Danced in works by Mauro Bigonzetti, William Forsythe, Hans van Manen, Sidi-Larbi Cherkaoui, Rudi Van Dantzig, Toer Van Schayk, David Dawson, Jorma Elo, Christian Spuck, Krzysztof Pastor, Nils Christe, Jan-Christophe Maillot, Benjamin Millepied, Juanjo Arques, Guillaume Côté, Will Tuckett, Liam Scarlett, and Alonzo King.

- Nikiya in La Bayadère
- Princess Aurora in The Sleeping Beauty
- Juliet in Romeo and Juliet (Rudolf Nureyev)
- The title role in Giselle
- Odette/Odile in Swan Lake
- Kitri in Don Quixote
- Medora in Le Corsaire
- Sylvia in Sylvia (John Neumeier)
- Sugar Plum/Clara in The Nutcracker
- The title role in Cinderella (Christopher Wheeldon)
- Cinderella in The Cinderella (James Kudelka)
- Hermione in The Winter's Tale
- The Sylph in La Sylphide
- Lead Woman in Les Sylphides (Michel Fokine)
- Swanilda in Coppélia
- Pinocchio
- A Streetcar Named Desire
- La Dame Aux Camellias
- The Firebird
- Tchaikovsky pas de deux
- 2nd Movement and 4th Movement of Symphony in C
- Diamonds & Emeralds in Jewels
- Waltz and Russian Girl in Serenade
- Song of the Earth
- Manon in Manon
- Queen Sofia Magdalena in Gustav the III (Partice Bart)

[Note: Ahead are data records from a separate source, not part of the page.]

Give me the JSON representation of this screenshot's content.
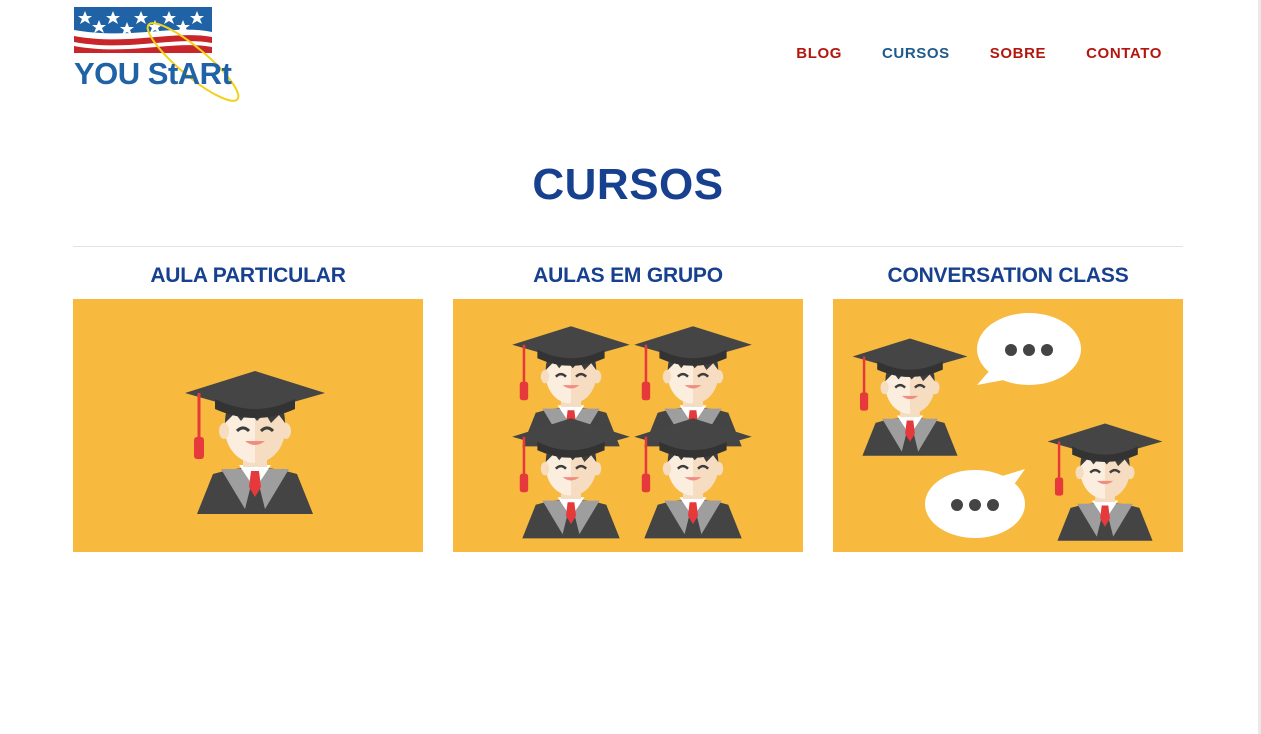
{
  "brand": {
    "logo_text": "YOU StARt",
    "logo_alt": "You Start logo"
  },
  "nav": {
    "items": [
      {
        "label": "BLOG",
        "active": false
      },
      {
        "label": "CURSOS",
        "active": true
      },
      {
        "label": "SOBRE",
        "active": false
      },
      {
        "label": "CONTATO",
        "active": false
      }
    ]
  },
  "main": {
    "title": "CURSOS",
    "courses": [
      {
        "title": "AULA PARTICULAR",
        "illustration": "single-graduate"
      },
      {
        "title": "AULAS EM GRUPO",
        "illustration": "group-of-graduates"
      },
      {
        "title": "CONVERSATION CLASS",
        "illustration": "graduates-conversation"
      }
    ]
  },
  "colors": {
    "nav_red": "#b3160f",
    "nav_active_blue": "#1e5a8c",
    "title_blue": "#17408f",
    "card_bg": "#f7b93e",
    "logo_blue": "#1f63a6",
    "logo_red": "#c8262a"
  }
}
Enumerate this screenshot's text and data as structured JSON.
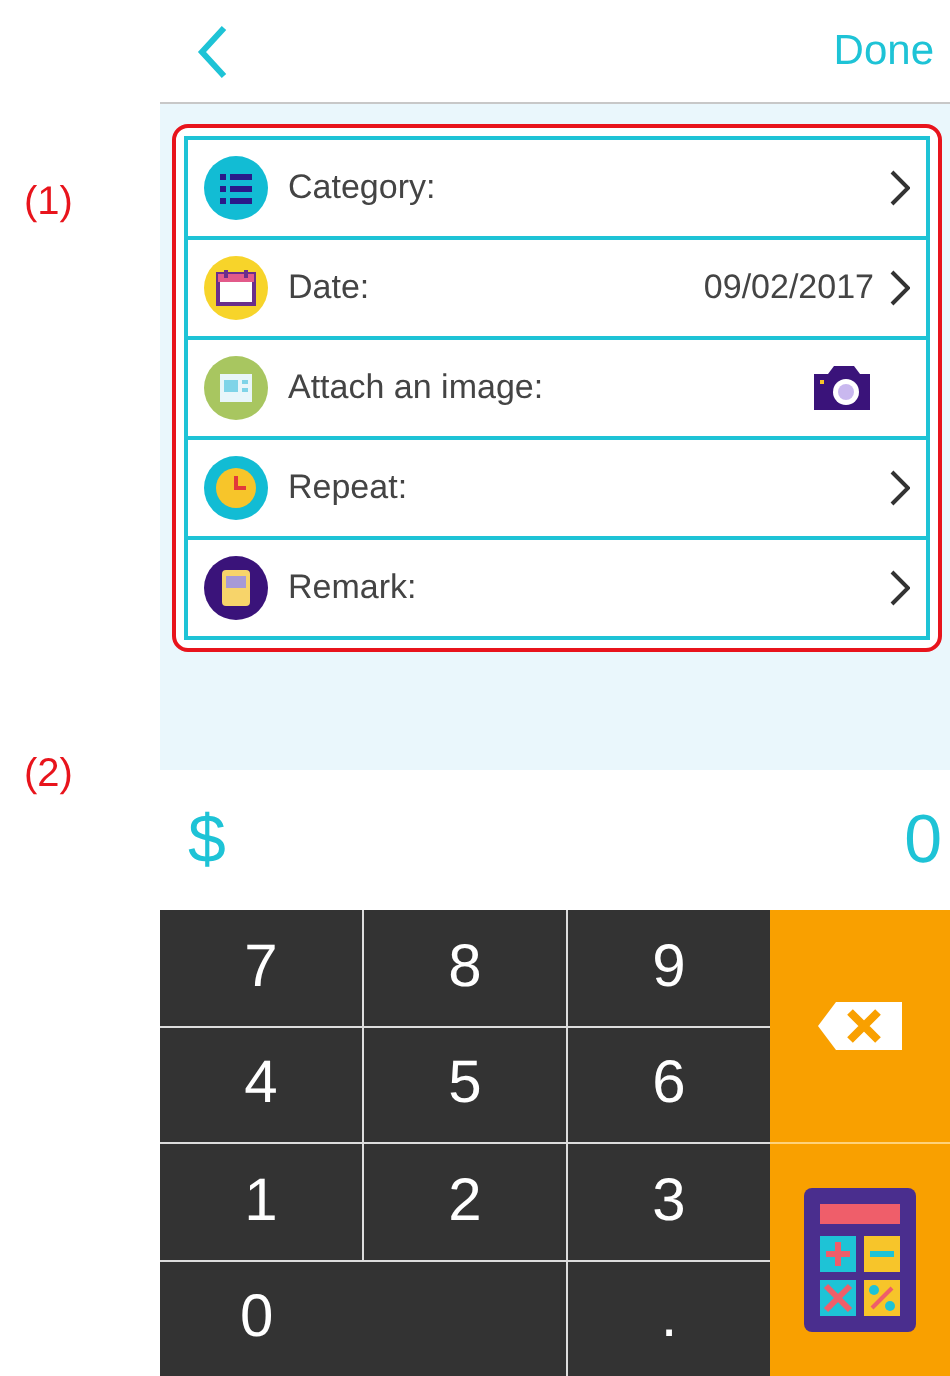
{
  "annotations": [
    "(1)",
    "(2)"
  ],
  "header": {
    "done": "Done"
  },
  "form_rows": [
    {
      "label": "Category:",
      "kind": "link"
    },
    {
      "label": "Date:",
      "value": "09/02/2017",
      "kind": "link"
    },
    {
      "label": "Attach an image:",
      "kind": "attachment"
    },
    {
      "label": "Repeat:",
      "kind": "link"
    },
    {
      "label": "Remark:",
      "kind": "link"
    }
  ],
  "amount": {
    "currency": "$",
    "value": "0"
  },
  "keypad": [
    {
      "label": "7",
      "kind": "digit"
    },
    {
      "label": "8",
      "kind": "digit"
    },
    {
      "label": "9",
      "kind": "digit"
    },
    {
      "label": "4",
      "kind": "digit"
    },
    {
      "label": "5",
      "kind": "digit"
    },
    {
      "label": "6",
      "kind": "digit"
    },
    {
      "label": "1",
      "kind": "digit"
    },
    {
      "label": "2",
      "kind": "digit"
    },
    {
      "label": "3",
      "kind": "digit"
    },
    {
      "label": "0",
      "kind": "wide"
    },
    {
      "label": ".",
      "kind": "digit"
    }
  ]
}
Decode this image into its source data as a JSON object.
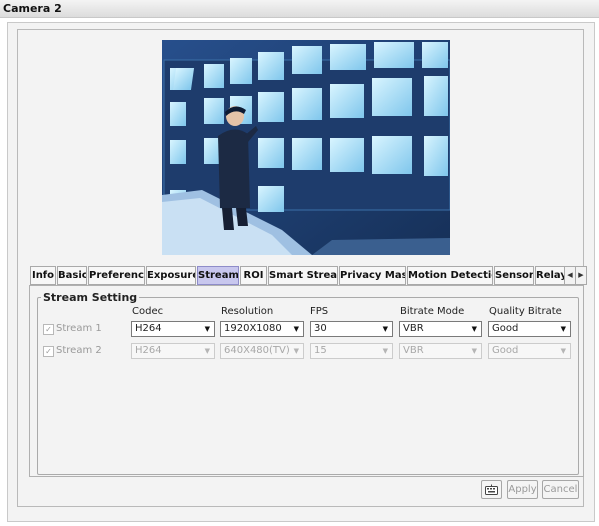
{
  "window": {
    "title": "Camera 2"
  },
  "preview": {
    "alt": "camera preview: control room with monitor wall"
  },
  "tabs": [
    {
      "label": "Info",
      "active": false
    },
    {
      "label": "Basic",
      "active": false
    },
    {
      "label": "Preference",
      "active": false
    },
    {
      "label": "Exposure",
      "active": false
    },
    {
      "label": "Stream",
      "active": true
    },
    {
      "label": "ROI",
      "active": false
    },
    {
      "label": "Smart Stream",
      "active": false
    },
    {
      "label": "Privacy Mask",
      "active": false
    },
    {
      "label": "Motion Detection",
      "active": false
    },
    {
      "label": "Sensor",
      "active": false
    },
    {
      "label": "Relay",
      "active": false
    }
  ],
  "tab_scroll": {
    "left_icon": "scroll-left-icon",
    "right_icon": "scroll-right-icon"
  },
  "stream_setting": {
    "title": "Stream Setting",
    "columns": {
      "codec": "Codec",
      "resolution": "Resolution",
      "fps": "FPS",
      "bitrate_mode": "Bitrate Mode",
      "quality_bitrate": "Quality Bitrate"
    },
    "rows": [
      {
        "label": "Stream 1",
        "checked": true,
        "enabled": true,
        "codec": "H264",
        "resolution": "1920X1080",
        "fps": "30",
        "bitrate_mode": "VBR",
        "quality_bitrate": "Good"
      },
      {
        "label": "Stream 2",
        "checked": true,
        "enabled": false,
        "codec": "H264",
        "resolution": "640X480(TV)",
        "fps": "15",
        "bitrate_mode": "VBR",
        "quality_bitrate": "Good"
      }
    ]
  },
  "buttons": {
    "keyboard_icon": "keyboard-icon",
    "apply": "Apply",
    "cancel": "Cancel"
  },
  "colors": {
    "active_tab": "#c8c7ee",
    "panel_bg": "#f3f3f3",
    "disabled_text": "#a8a8a8"
  }
}
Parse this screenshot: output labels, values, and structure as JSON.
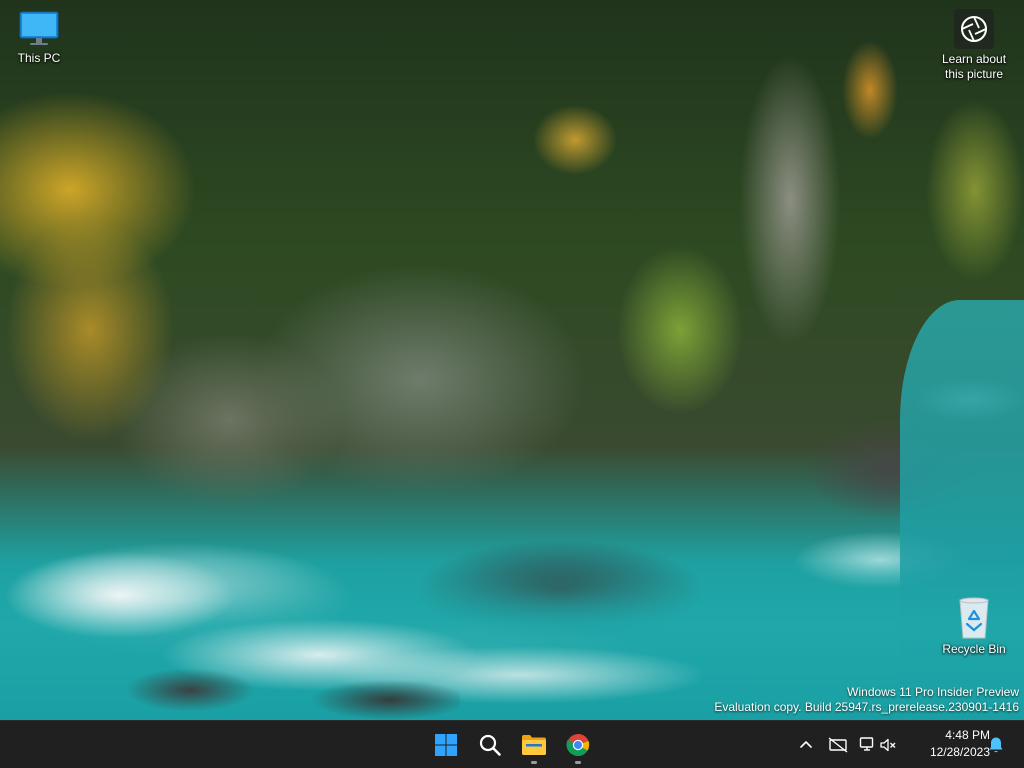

- Esmeralda in The Hunchback of Notre-Dame
- Tatiana and Olga in Onegin
- Olga in On The Dnieper (Alexei Ratmansky)
- Lead duet in No Man's Land (Liam Scarlett)

==Personal life==
Dronina is married to former Dutch National Ballet dancer Serguei Endinian. Their first son was born in 2012 in Amsterdam. Their second son was born in 2021 in Toronto, as was their daughter in 2023. The family resides in Toronto.